Il y a aussi des mesures que les juges peuvent spécifier, en tant que mesures judiciaires protégées, et certaines d'entre elles peuvent être l'utilisation de surnoms, la couverture faciale, le changement de voix, l'effacement ou la dissimulation d'informations d'identification, le témoignage en ligne vidéo, et un certain nombre d'autres mesures.
Pour tous ceux qui veulent en savoir plus à ce sujet, cette question est à l'avance dans la loi, et une attention particulière a été accordée à cette question par les juges au moment de leur établissement.
Certaines mesures peuvent être incluses dans cette équipe de défense et d'assistance, mais non seulement des mesures exclusives, mais il peut y avoir plusieurs arrangements offerts en vertu de la loi du Kosovo.
Cela peut comprendre le maintien de la procédure de la caméra, la présentation de témoignages par l'intermédiaire de l'électronique, ou une autre forme spéciale, ainsi que la protection générale de l'identité.
En outre, cette loi exige des salles spécialisées pour assurer la protection des témoins vulnérables, y compris les témoins qui peuvent faire état de violences sexistes ou d'enfants.
Il y a aussi certaines mesures que les juges peuvent préciser, en tant que mesures judiciaires protégées, et certaines d'entre elles peuvent être l'utilisation de surnoms, la couverture faciale, le changement de voix, l'effacement ou la dissimulation des informations d'identification, le témoignage en ligne vidéo, et un certain nombre d'autres mesures.
Pour tous ceux qui veulent en savoir plus sur ce sujet, ce sujet est discuté en détail dans la loi et a également été abordé avec une attention particulière par les juges dans la procédure et les épreuves règle. Le déplacement aux Pays-Bas contribue également à mieux protéger les témoins, les victimes et les autres personnes qui peuvent interagir avec les Chambres spéciales.
- Oui.

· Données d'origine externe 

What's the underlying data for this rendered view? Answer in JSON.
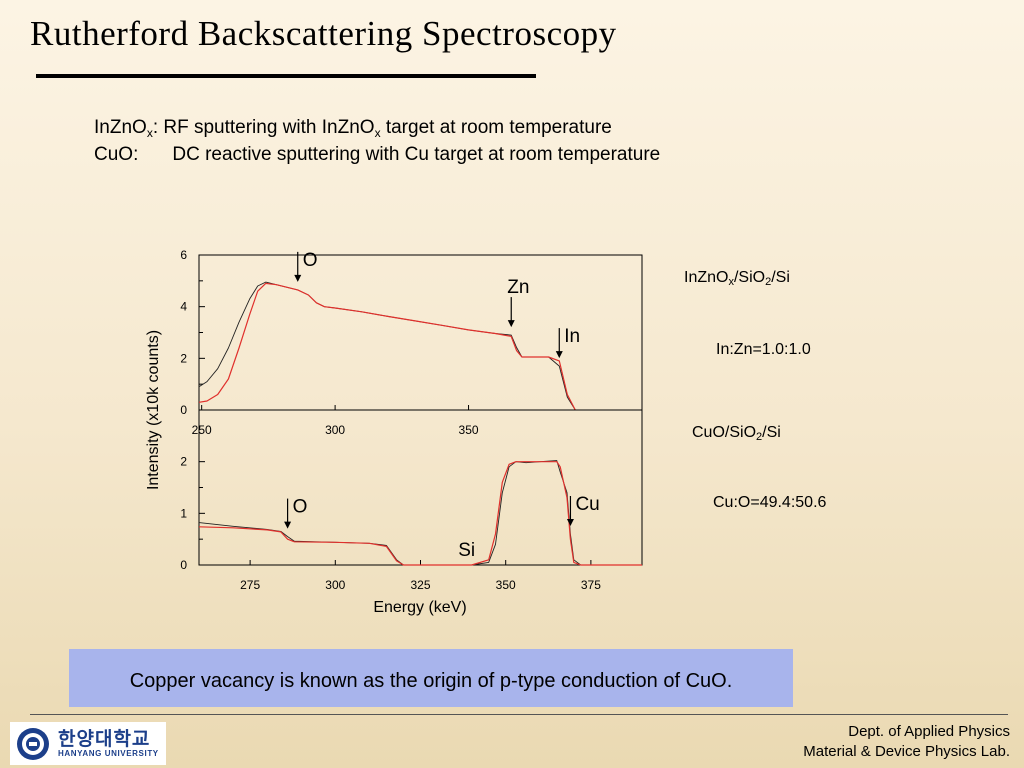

Mme Bennes, si je puis ajouter ici, vous avez parlé des mesures juridiques et des institutions que vous avez créées pour assurer la protection des témoins, je suis intéressée de savoir que l'approche de la protection des témoins qui sont non seulement menacés par des agressions physiques, mais aussi par des pressions politiques ou des attaques politiques si nous pouvons l'appeler ainsi?
Avis Benes: Je voudrais simplement résumer ce que j'ai dit plus tôt, ce qui est généralement une chose que nous traitons ainsi que les leçons tirées d'autres affaires et d'autres tribunaux seront également prises en compte.
- Oui. Pensez-vous que des mesures juridiques seront prises contre ceux qui enquêtent publiquement sur les témoins?
Avis Benes: Ce n'est pas à moi de spéculer sur ce qui va se passer, mais je ne peux que répéter que nous prenons cette question très au sérieux.
- Oui. Quand la cour commencera-t-elle par les premiers jugements?
Benes: Comme la plupart de la population le savent, les Chambres Spicilisées sont pleinement opérationnelles sur le plan juridique depuis l'introduction des procédures et preuves qui ont eu lieu en juillet 2017, c'est-à-dire l'année dernière, les Chambres Spécialisées sont prêtes à accepter tous les documents, y compris les accusations.
Peut-être est-il important de vérifier pour tous qu'ils ne sont pas très clairs que les Chambres spécialisées et le Bureau du Procureur sont deux institutions totalement séparées et indépendantes. Bien qu'elles fassent partie de la même loi, elles sont des institutions distinctes et indépendantes.
- Oui. Nous avons parlé de questions politiques au Parlement avec l'initiative d'abolir la loi sur les chambres spéciales. Faites-vous part de ces développements et avez-vous des commentaires sur ces développements ou cette initiative?
Benes: Il semble que j'aie répondu à votre question précédente que oui, nous transmettons très attentivement tout ce qui se passe, absolument oui, mais nous sommes avant tout une institution judiciaire et c'est notre mandat et nous nous concentrons uniquement sur l'exécution de notre mandat tel que prévu par la loi et les amendements constitutionnels.